Why is security online so hard to achieve? Edward Lucas's Cyberphobia argues that we are more at risk online than we realise
“We are staking our future on a resource that we have not yet learned to protect.” This was the warning CIA director George Tenet issued about our growing dependence on the internet. It was 1998 and Larry Page and Sergey Brin had just set up Google in a rented garage; Facebook founder Mark Zuckerberg was just 14. In the 17 years since, the internet has changed beyond recognition.
Reading Edward Lucas’s Cyberphobia, however, it becomes clear that Tenet’s words are as true now as they were then. Lucas is a senior editor at the Economist. His work covering Eastern Europe since the end of the Cold War, including two books on modern Russia — The New Cold War: How the Kremlin Menaces Both Russia and the West and Deception: Spies, Lies and How Russia Dupes the West — has prepared him well for the murky worlds of online crime, identity theft and cyber-warfare that he delves into here.
Lucas’s argument is that whether it be individuals targeted by fraudsters and con artists, companies who fall victim to corporate espionage or governments on the receiving end of cyber-warfare, we are more at risk online than we realise.
The ad-hoc and anarchic development of the internet explains much of what makes security online so hard to achieve. With every technological step forwards cracks are papered over and another layer of complexity is added, ready for the hackers to exploit. One piece of software may claim to be water-tight, but it will have to interact with other software that may not be and hardware that is by definition vulnerable. Lucas’s account of this messy web of connections evokes the inner workings of the crumbling Palace of Westminster: stuffed to breaking point with telephone lines, pipes and fibreoptic cables with no one quite sure what goes where.
Another thing the hackers have on their side is the fact that computer networks are such great levellers. As Lucas puts it, when you move from the “real world” onto a computer “complex criteria of trustworthiness, familiarity and predictability give way to simple binary questions: are the Is and 0s in the right order to make a transistor switch one way or another?” Hackers are persistent, ingenious and anonymous, while their targets are often careless and ill-informed.
Our attitude to security and identity online is also part of the problem. Lucas uses a fictional couple — Chip and Pin Hackett — to describe many of the security issues private citizens face when they turn their computer on. They are risk-averse middle-aged professionals who are cautious in the decisions they make in the real world. They wear helmets and high-visibility clothing when they cycle; when buying a car they prioritise safety over performance. Like most people, they are aware of the trade-offs and risks involved in driving: if you speed you are more likely to crash, if you brake sharply you may skid.
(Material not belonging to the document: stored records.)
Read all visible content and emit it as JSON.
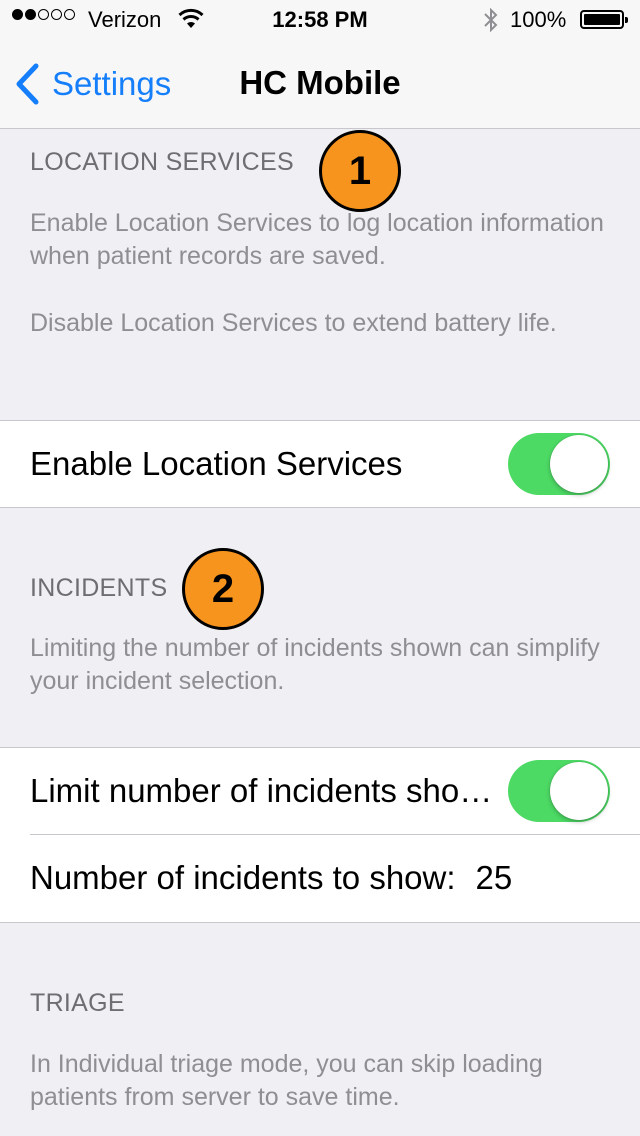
{
  "status_bar": {
    "signal_dots": [
      true,
      true,
      false,
      false,
      false
    ],
    "carrier": "Verizon",
    "time": "12:58 PM",
    "battery": "100%",
    "wifi_icon": "wifi-icon",
    "bluetooth_icon": "bluetooth-icon"
  },
  "nav": {
    "back_label": "Settings",
    "title": "HC Mobile"
  },
  "location": {
    "header": "LOCATION SERVICES",
    "description": "Enable Location Services to log location information when patient records are saved.",
    "description2": "Disable Location Services to extend battery life.",
    "toggle_label": "Enable Location Services",
    "toggle_on": true,
    "badge": "1"
  },
  "incidents": {
    "header": "INCIDENTS",
    "description": "Limiting the number of incidents shown can simplify your incident selection.",
    "limit_label": "Limit number of incidents shown",
    "limit_on": true,
    "count_label": "Number of incidents to show:",
    "count_value": "25",
    "badge": "2"
  },
  "triage": {
    "header": "TRIAGE",
    "description": "In Individual triage mode, you can skip loading patients from server to save time."
  },
  "colors": {
    "accent": "#157efb",
    "toggle_on": "#4cd964",
    "badge": "#f7941d",
    "background": "#efeff4"
  }
}
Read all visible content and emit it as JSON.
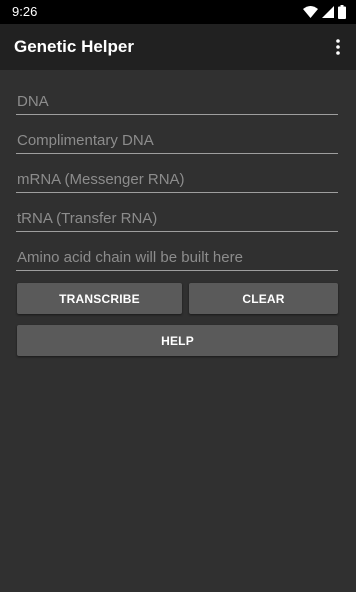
{
  "status_bar": {
    "time": "9:26"
  },
  "app_bar": {
    "title": "Genetic Helper",
    "menu_icon": "more-vert-icon"
  },
  "fields": {
    "dna": {
      "value": "",
      "placeholder": "DNA"
    },
    "complementary_dna": {
      "value": "",
      "placeholder": "Complimentary DNA"
    },
    "mrna": {
      "value": "",
      "placeholder": "mRNA (Messenger RNA)"
    },
    "trna": {
      "value": "",
      "placeholder": "tRNA (Transfer RNA)"
    },
    "amino_acid": {
      "value": "",
      "placeholder": "Amino acid chain will be built here"
    }
  },
  "buttons": {
    "transcribe": "TRANSCRIBE",
    "clear": "CLEAR",
    "help": "HELP"
  },
  "colors": {
    "background": "#303030",
    "app_bar": "#212121",
    "status_bar": "#000000",
    "button": "#5a5a5a",
    "underline": "#9e9e9e"
  }
}
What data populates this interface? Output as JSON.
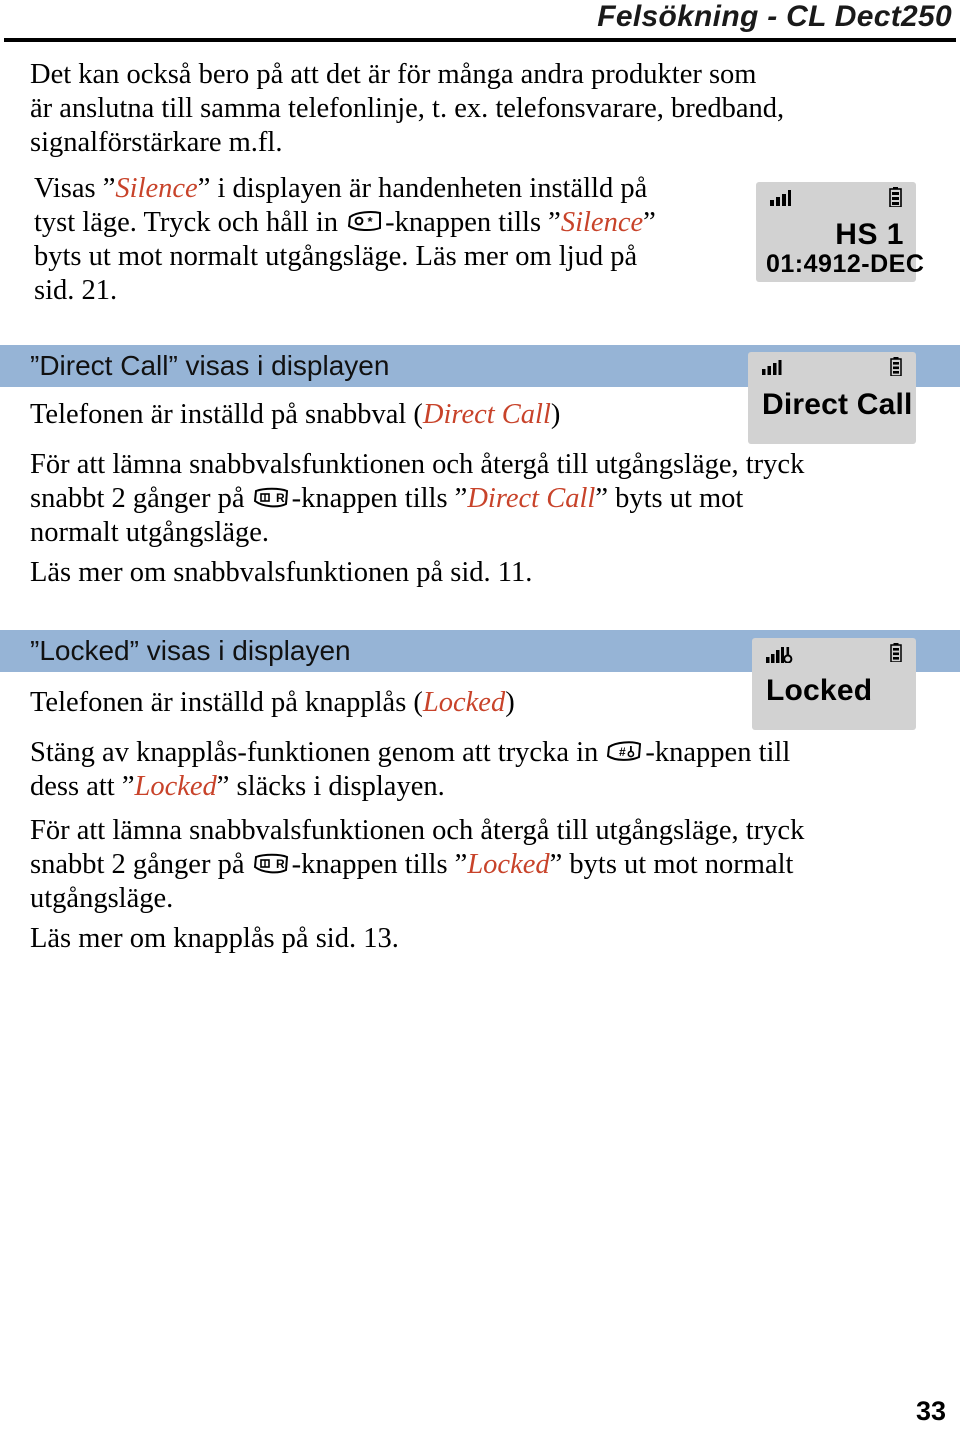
{
  "header": {
    "title": "Felsökning - CL Dect250"
  },
  "intro": {
    "paragraph1_line1": "Det kan också bero på att det är för många andra produkter som",
    "paragraph1_line2": "är anslutna till samma telefonlinje, t. ex. telefonsvarare, bredband,",
    "paragraph1_line3": "signalförstärkare m.fl.",
    "paragraph2": {
      "seg1": "Visas ”",
      "em1": "Silence",
      "seg2": "” i displayen är handenheten inställd på",
      "seg3": "tyst läge. Tryck och håll in ",
      "icon1": "star-key-icon",
      "seg4": "-knappen tills ”",
      "em2": "Silence",
      "seg5": "”",
      "seg6": "byts ut mot normalt utgångsläge. Läs mer om ljud på",
      "seg7": "sid. 21."
    }
  },
  "display_idle": {
    "signal_icon": "signal-bars-icon",
    "battery_icon": "battery-icon",
    "handset_label": "HS 1",
    "time": "01:49",
    "date": "12-DEC"
  },
  "section_direct_call": {
    "band_label": "”Direct Call” visas i displayen",
    "paragraph1": {
      "seg1": "Telefonen är inställd på snabbval (",
      "em1": "Direct Call",
      "seg2": ")"
    },
    "paragraph2": {
      "seg1": "För att lämna snabbvalsfunktionen och återgå till utgångsläge, tryck",
      "seg2": "snabbt 2 gånger på ",
      "icon1": "r-key-icon",
      "seg3": "-knappen tills ”",
      "em1": "Direct Call",
      "seg4": "” byts ut mot",
      "seg5": "normalt utgångsläge."
    },
    "paragraph3": "Läs mer om snabbvalsfunktionen på sid. 11.",
    "display": {
      "signal_icon": "signal-bars-icon",
      "battery_icon": "battery-icon",
      "text": "Direct Call"
    }
  },
  "section_locked": {
    "band_label": "”Locked” visas i displayen",
    "paragraph1": {
      "seg1": "Telefonen är inställd på knapplås (",
      "em1": "Locked",
      "seg2": ")"
    },
    "paragraph2": {
      "seg1": "Stäng av knapplås-funktionen genom att trycka in ",
      "icon1": "hash-lock-key-icon",
      "seg2": "-knappen till",
      "seg3": "dess att ”",
      "em1": "Locked",
      "seg4": "” släcks i displayen."
    },
    "paragraph3": {
      "seg1": "För att lämna snabbvalsfunktionen och återgå till utgångsläge, tryck",
      "seg2": "snabbt 2 gånger på ",
      "icon1": "r-key-icon",
      "seg3": "-knappen tills ”",
      "em1": "Locked",
      "seg4": "” byts ut mot normalt",
      "seg5": "utgångsläge."
    },
    "paragraph4": "Läs mer om knapplås på sid. 13.",
    "display": {
      "signal_icon": "signal-bars-keylock-icon",
      "battery_icon": "battery-icon",
      "text": "Locked"
    }
  },
  "footer": {
    "page_number": "33"
  },
  "colors": {
    "band_blue": "#96b4d6",
    "lcd_grey": "#d2d2d2",
    "emphasis_red": "#c8432a"
  }
}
Yet, when it comes to computers, not only do the Hacketts not invest in their security as they would with a car, they — like many of us — aren’t even aware of the consequences of their actions. Lucas’s point is that, as with the software on their home computer, Chip and Pin’s approach to online security needs updating.
Cyberphobia is not, however, merely Internet Security for Dummies. His worries about the security of our online identity run deeper than the simple concern that our bank details may be stolen by crooks. With more and more of our affairs being conducted online, Lucas is rightly alarmed at the ease with which our identity can be hijacked and our reputations damaged. We assume we know who we’re dealing with — but how can we be sure?
One country to have taken this problem seriously is Estonia, where everyone is issued with — though not obliged to use — an ID card which they slot into a reader and enter a four-digit number to prove they are who they say they are online. Estonians use the cards for everything from paying bills to signing important emails. Critics of the system fear misuse by an overbearing state. Lucas, whose knowledge of Russian politics presumably make him sensitive to such arguments, points out that the cards only reveal metadata — details of when and where you used your card, not what you were using it for. Such an approach is surely preferable to what most of us must endure at the moment: divulging our credit card details, address, date of birth, mother’s maiden name and whatever else we are asked for whenever we want to carry out the simplest of tasks.
Unlike all too many authors of books on technology, Lucas does not presume that his readers are au fait with the baffling jargon that puts so many off the subject. His book will be comprehensible even to seemingly incurable cyberphobes. If they confront their fears and read it they will have joined Lucas’s fightback against the crooks and spooks who want to exploit our ignorance.